Crazy Cows or: How I Learned to Stop Worrying and Almost Took a Firework to the Face

17 Jun

Continuing with the festivities for Corpus Cristi, I went back to the center last night to meet up with some friends and see the fireworks. As usual, they burned a castillo, but there was also something different. For months I’ve heard about the “Vaca loca,” or crazy cow firework display that only comes out on special occasions. I obviously didn’t get the full effect of what my friends were trying to tell me, because once I saw the vaca loca, I saw just why it’s a crazy cow.

After the first castillo was burned out music was playing and people stood around eating their street meat. Though I’m usually conservative on street meat and avoid it at all costs, I felt like digging it, and bought my meat on a stick and salchipapas. We were on the edge of the park, and suddenly a hoard of people started running towards us in fear. It was like out of those disaster movies, when the large crowd in New York suddenly realizes that an asteroid is coming, so they start fleeing in vain. I had no idea what was going on so I stood my ground. That is of course, until I saw a man wearing a larger than life, paper mache person with fireworks attached.

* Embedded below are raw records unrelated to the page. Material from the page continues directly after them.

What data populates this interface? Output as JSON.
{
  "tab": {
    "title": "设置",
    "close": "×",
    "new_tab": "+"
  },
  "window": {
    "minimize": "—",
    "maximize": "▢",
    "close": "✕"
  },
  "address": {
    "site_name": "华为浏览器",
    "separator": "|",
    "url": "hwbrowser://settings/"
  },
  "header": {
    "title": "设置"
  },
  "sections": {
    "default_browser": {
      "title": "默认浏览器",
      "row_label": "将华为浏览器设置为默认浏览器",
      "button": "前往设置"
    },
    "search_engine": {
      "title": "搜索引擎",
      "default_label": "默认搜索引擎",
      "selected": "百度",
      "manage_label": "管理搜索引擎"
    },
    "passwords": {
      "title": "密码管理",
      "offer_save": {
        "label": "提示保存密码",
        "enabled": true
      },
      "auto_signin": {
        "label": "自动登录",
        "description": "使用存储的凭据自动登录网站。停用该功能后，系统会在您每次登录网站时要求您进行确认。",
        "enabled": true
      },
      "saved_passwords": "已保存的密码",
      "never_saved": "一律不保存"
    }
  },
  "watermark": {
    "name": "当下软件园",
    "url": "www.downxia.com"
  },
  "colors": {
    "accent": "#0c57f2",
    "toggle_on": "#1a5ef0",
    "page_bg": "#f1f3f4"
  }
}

I still didn’t quite get it until the doll started shooting fireworks into the crowd. As people ran away scared, they also laughed it off. This was, apparently, all part of the game. We ran for cover in the park, trampling over flowers and ducking behind trees and other people. But the crazy bastards underneath kept running towards the crowds and firing at them. They would spin around and let the fireworks bounce off the ground and buildings into masses of children. Occasionally someone would get hit, and once another paper mache doll caught on fire. A firework blew by my face, and as I was still in shock from how close it came, I realized that it bounced off the chest of a friend who was right next to me.

Now, I’ve seen some stupid ideas in Ecuador. But this had to be the stupidest idea of them all. I could literally see the brochure, “Come to Ecuador, where we shoot fireworks at the people!” Last night I just thought it was funny how they set them off in crowds. Now they were purposely trying to take people out. Next came out the giant cow which shot fireworks out of its horns. Many of the fireworks rocketed towards the cathedral, which I found incredibly ironic, since this was, after all, a holiday to celebrate Jesus.

Still by the perimeter of the park, we watched as the cows and dolls ran around inside scaring people, and it looked like watching riot footage from “Most Insane Videos” or demonstrations around the world. The smoke filled the streets and sirens went off. There was even a vaca loca song. The thing about this activity is that it was like playing Russian Roulette. You never knew when the firework would go off, so running didn’t necessarily help. If you stayed in your place right next to the guy, you could be safe. But running could get you in the exact direction of the artillery. Someone commented that it reminded them of being back in Vietnam.

After about 20 minutes of dodging fireworks they finally finished and continued burning the second castillo. And not a moment too soon. We got some more candy and were thankful that we were still standing. Another one of those nights that leaves you saying, “Oh, Ecuador!”